Tighter blood pressure control is not linked to cognitive decline among older adults and may instead be associated with preservation of cognitive function, according to a new analysis.
Further, the cognitive benefits of tighter control are even more pronounced among black patients.
For their research, Ihab Hajjar, MD, of the Emory School of Medicine in Atlanta and colleagues looked at data from 1,657 cognitively intact older hypertension patients with a mean age of 74 years, of whom 47% were black (784). These patients were drawn from the Health Aging and Body Composition (Health ABC) study, a prospective, community-based study of some 3,000 cognitively intact people aged 70-79 in two cities in Tennessee and in Pennsylvania, who were followed for up to 10 years. Patients in the study had a mean 2.5 follow-up visits, with 75% retention of the cohort at 10 years. Follow-up outcomes included cognitive decline from baseline, which was measured using two tools: the modified Mini-Mental State Examination (3MSE), and the Digit Symbol Substitution Test (DSST). Blood pressure was also captured at each study visit.Dr. Hajjar and colleagues report that subjects whose systolic blood pressure (SBP) was maintained at 150 mm Hg or higher during the study period saw significantly greater cognitive decline over 10 years, compared with those treated to levels of 120 mm Hg or lower (JAMA Neurol. 2017 Aug 21; doi: 10.1001/jamaneurol.2017.1863). Furthermore, the investigators noted a differential decrease by blood pressure levels for both cognitive scoring systems, with the greatest decline seen in the group with SBP of 150 mm/Hg or higher and the lowest decrease in the group with 120 mm/Hg or lower (P less than .001 for both).

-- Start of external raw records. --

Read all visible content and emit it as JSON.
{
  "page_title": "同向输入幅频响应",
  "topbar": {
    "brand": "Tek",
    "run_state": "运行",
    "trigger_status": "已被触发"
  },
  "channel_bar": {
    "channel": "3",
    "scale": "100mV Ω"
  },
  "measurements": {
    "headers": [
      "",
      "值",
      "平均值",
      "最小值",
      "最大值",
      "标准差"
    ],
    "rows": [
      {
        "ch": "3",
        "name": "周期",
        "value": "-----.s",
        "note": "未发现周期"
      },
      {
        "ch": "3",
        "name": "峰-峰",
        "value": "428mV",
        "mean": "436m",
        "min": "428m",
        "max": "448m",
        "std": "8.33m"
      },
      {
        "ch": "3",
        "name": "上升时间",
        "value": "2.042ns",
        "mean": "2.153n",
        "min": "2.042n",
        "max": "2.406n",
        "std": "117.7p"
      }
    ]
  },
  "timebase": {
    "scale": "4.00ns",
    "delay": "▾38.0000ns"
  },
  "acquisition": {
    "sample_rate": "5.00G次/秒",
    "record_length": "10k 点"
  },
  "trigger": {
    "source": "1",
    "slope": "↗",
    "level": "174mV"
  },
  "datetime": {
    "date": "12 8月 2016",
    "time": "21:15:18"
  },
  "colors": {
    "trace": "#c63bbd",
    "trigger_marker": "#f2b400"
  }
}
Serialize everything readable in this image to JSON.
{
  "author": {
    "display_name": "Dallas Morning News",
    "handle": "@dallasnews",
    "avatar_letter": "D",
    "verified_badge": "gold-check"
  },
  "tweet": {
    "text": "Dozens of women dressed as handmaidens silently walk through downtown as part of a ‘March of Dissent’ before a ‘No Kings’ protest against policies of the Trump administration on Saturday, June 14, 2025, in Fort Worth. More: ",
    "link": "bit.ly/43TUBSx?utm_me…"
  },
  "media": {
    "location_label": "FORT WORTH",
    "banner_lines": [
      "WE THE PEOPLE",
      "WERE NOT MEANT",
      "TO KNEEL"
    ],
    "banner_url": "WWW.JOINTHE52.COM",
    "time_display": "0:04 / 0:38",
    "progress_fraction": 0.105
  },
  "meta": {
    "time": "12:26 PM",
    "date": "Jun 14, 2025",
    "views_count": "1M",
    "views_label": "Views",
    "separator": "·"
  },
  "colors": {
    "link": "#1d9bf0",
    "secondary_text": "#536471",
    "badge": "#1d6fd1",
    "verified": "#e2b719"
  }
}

Black patients saw a greater difference, compared with white patients, between the higher and lower SBP levels in the decrease in cognition. Adjusted differences between the group with 150 mm Hg or higher and those with 120 mm Hg or lower were –0.05 in white patients and –0.08 in black patients for the 3MSE test (P = .03), and –0.07 in white patients and –0.13 in black patients for the DSST (P = .05).
“Almost all guidelines have recommended that target blood pressures be similar for black and white patients,” the investigators wrote in their analysis, adding that “future recommendations for the management of hypertension and cognitive outcomes need to take this racial disparity into consideration.”
The study was funded by the National Institutes on Health and National Institute on Aging. Dr. Hajjar and his colleagues disclosed no conflicts of interest.